Excess Annual Leave
If an employee has stored excess annual leave amounts, generally more than 3 years equivalent accrued leave (12 weeks is 3 times 4 weeks) though this is industry dependent as some industries with high levels of contractual work may have better tolerances to less breaks. If an employee is storing their annual leave in excess or for an extended time without a full break there may be underlying reasons and issues causing this to happen.
The employee may not feel supported enough to take leave in that there is insufficient succession planning or insufficient capacity for others to cover their role in the short term. If this is the case a conversation with the employee, their line manager and the HR team could look at alternate solutions such as internal short term relief from a different department or possibly external employees being brought in to cover the gap.
If there are systems in place for the employee to take leave and opportunities given but the employee declines and has excess leave accrued it may point to other less positive reasons such as a fear of competency failures in their role being discovered or in extreme cases wrongdoing.
Regardless of the reason an employee has to stockpile excess leave it is the organization’s responsibility to ensure that access and opportunity to take the leave is given as part of the health and safety policies managing burnout and workplace fatigue.

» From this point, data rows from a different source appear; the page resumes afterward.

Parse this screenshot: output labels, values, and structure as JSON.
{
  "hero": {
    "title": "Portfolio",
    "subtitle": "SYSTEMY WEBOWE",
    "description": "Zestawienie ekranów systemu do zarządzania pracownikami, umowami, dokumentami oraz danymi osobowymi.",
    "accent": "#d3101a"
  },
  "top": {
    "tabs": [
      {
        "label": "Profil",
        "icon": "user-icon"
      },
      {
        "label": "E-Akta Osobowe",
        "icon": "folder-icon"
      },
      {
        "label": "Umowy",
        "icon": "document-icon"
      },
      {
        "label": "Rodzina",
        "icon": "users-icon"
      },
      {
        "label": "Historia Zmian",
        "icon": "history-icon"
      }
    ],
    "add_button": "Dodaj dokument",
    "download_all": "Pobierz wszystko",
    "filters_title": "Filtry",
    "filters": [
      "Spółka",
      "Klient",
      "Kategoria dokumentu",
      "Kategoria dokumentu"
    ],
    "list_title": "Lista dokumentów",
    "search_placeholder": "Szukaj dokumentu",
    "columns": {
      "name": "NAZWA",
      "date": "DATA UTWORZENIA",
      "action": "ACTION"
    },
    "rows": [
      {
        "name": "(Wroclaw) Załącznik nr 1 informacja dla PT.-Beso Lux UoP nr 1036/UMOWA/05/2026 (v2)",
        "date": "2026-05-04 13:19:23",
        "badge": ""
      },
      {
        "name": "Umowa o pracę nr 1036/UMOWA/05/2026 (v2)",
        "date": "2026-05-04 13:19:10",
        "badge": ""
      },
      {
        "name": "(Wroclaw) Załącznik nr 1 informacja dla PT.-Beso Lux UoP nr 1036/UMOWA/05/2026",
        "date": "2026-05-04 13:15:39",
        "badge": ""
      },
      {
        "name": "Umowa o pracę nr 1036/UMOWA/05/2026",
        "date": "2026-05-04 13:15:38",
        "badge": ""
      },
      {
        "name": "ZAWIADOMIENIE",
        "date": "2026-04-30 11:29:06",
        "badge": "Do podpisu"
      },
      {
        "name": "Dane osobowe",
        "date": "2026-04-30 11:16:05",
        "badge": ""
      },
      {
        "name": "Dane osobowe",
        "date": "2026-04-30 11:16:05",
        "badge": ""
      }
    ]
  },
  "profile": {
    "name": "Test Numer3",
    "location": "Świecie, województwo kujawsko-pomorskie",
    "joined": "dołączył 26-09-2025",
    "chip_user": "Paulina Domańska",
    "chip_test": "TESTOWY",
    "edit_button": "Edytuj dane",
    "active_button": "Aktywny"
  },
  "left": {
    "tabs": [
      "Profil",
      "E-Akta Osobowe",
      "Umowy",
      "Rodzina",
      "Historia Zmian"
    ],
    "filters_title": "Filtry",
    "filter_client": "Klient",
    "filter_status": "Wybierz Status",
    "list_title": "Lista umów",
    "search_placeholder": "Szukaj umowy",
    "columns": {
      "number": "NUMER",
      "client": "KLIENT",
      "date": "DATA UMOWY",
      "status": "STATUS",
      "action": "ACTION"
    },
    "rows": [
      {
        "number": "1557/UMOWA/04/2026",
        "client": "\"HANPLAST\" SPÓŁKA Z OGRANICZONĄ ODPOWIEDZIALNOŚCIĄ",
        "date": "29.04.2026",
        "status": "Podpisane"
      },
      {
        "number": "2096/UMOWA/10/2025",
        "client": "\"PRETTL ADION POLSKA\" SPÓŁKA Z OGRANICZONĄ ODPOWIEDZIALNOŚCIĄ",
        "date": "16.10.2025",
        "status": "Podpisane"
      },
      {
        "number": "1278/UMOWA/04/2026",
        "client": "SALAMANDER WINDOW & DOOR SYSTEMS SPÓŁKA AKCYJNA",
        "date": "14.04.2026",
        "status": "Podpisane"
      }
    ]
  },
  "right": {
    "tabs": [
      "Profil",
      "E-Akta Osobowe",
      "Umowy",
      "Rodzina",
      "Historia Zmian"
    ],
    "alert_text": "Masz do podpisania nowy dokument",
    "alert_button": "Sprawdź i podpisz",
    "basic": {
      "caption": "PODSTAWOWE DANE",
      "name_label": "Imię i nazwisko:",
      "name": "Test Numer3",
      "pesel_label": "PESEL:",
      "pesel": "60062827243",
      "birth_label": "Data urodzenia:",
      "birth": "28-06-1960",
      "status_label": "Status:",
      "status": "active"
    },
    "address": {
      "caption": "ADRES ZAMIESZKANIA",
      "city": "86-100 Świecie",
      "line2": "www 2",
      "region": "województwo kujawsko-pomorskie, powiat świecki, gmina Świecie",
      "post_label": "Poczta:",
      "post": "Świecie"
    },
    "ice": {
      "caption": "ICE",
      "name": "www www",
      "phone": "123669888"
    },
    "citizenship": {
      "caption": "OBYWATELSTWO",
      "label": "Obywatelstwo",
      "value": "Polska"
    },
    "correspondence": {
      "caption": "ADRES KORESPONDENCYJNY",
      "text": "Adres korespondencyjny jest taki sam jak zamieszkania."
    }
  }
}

In some industry awards management can direct employees with excess leave to have compulsory breaks, refer to your industry award or employment agreement
In some industries scheduled or forced annual leave is possible, usually during the shutdown period of an organization usually around the Christmas and new year times or if an employee has accrued excess leave balances. Each industry and award agreement is different so check yours before placing an employee on compulsory annual leave.